Ama bu olumsuz örnekleri topluma mal etmek haksızlık olur. Zira, mendil satan Suriyeli çocuk esnaftan şiddet gördüğünde avaz avaz bağıran yine bu toplumun insanlarıydı.
Ama işte program hata verip duruyordu, önemsenmedi. Ve toplumun bir kesimini besleyen Suriyeli nefreti büyüdü, büyüdü, en son Suriyeli bir kadının çocuklarıyla birlikte katledilmesine kadar gitti.

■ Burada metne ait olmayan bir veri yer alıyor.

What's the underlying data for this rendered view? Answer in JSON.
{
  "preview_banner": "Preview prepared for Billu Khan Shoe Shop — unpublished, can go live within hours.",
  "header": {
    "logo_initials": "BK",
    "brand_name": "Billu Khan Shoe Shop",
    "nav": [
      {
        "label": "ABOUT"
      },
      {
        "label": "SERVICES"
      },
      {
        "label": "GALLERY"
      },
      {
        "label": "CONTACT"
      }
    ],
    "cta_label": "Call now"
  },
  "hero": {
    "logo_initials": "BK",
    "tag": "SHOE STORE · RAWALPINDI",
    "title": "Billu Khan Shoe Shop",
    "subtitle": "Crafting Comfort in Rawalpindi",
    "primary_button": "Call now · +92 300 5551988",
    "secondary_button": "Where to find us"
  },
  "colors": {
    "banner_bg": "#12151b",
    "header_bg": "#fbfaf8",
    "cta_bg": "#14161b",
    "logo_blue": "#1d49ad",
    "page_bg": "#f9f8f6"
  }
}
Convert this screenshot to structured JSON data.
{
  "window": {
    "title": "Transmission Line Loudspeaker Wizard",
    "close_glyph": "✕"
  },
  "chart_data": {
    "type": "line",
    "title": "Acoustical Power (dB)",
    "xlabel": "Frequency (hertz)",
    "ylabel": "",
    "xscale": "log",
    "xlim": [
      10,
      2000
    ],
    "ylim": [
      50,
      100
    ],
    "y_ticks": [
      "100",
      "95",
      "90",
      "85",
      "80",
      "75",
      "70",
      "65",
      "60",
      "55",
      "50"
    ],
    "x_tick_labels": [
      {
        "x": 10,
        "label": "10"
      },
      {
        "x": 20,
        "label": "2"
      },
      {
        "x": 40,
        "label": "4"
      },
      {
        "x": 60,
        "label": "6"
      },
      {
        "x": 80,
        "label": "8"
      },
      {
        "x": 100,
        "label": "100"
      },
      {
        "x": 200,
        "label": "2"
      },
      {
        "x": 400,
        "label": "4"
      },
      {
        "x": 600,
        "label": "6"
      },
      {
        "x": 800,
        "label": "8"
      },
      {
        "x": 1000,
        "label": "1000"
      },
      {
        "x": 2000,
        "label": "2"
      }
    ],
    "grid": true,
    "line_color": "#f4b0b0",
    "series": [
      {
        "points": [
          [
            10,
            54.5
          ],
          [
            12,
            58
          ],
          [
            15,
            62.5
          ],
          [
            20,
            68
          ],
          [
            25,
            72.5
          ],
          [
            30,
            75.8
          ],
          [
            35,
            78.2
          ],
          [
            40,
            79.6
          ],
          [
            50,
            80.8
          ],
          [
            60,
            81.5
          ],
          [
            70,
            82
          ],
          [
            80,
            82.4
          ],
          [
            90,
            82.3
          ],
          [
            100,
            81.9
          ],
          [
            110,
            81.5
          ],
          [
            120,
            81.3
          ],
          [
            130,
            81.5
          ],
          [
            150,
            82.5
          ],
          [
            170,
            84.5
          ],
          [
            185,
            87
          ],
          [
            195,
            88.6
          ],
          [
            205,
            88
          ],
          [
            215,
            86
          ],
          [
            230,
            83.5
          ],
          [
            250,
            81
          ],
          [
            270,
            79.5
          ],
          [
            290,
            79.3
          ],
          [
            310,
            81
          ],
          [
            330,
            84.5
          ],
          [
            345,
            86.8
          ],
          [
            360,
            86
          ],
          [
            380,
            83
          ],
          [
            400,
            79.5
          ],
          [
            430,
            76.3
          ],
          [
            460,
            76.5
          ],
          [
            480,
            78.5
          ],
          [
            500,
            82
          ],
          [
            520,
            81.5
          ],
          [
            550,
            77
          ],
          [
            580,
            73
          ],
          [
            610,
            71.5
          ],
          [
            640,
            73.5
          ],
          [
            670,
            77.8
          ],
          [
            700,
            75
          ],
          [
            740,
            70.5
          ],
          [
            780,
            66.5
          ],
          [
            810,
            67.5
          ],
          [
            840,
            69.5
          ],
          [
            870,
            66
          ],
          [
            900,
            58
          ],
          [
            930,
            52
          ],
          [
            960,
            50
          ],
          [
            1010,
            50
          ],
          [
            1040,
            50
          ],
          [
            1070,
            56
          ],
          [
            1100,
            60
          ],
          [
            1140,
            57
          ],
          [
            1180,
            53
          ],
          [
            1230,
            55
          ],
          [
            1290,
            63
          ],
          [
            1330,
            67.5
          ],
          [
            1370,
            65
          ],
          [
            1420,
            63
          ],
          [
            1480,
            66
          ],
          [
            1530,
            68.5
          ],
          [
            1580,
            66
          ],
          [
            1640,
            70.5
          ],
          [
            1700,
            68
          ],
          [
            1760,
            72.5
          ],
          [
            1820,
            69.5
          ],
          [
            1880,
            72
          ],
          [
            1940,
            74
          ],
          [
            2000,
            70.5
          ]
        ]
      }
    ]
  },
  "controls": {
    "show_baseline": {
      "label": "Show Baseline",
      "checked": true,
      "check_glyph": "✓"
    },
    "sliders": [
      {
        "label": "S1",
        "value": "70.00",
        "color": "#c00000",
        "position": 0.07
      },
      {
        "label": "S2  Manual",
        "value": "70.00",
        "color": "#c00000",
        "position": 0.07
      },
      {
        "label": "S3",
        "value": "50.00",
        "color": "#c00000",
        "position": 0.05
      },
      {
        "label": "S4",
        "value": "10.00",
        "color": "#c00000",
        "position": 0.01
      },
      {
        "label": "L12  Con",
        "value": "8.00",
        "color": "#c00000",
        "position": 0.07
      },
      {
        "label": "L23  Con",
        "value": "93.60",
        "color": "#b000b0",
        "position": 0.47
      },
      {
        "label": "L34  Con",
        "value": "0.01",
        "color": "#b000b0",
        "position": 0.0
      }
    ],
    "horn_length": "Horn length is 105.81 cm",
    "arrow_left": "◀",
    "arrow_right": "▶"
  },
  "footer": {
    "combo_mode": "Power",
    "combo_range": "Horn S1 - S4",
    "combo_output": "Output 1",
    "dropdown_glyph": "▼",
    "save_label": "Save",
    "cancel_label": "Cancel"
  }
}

Türkiye toplumu, dini referanslı ‘ensar-muhacir’ yaklaşımıyla bu işi 5 yıl yönetti. Ama son olaylardan anlaşılıyor ki ‘Müslüman kardeşlerimiz, misafirimiz, onlara kol kanat gerelim’ tavrı sürdürülebilir değil.
YEVMİYELERİ AŞAĞI ÇEKİYORLAR DİYE...
Toplumsal çatışmanın tırmanacağına dair sinyaller uzun zamandır alınıyordu.
En ucuz işgücü olarak toprak sahipleri ve patronlar tarafından sömürülen Suriyeli sığınmacılar, yevmiyeleri aşağı çektikleri gerekçesiyle yerli işçilerin nefret objesine dönüştü.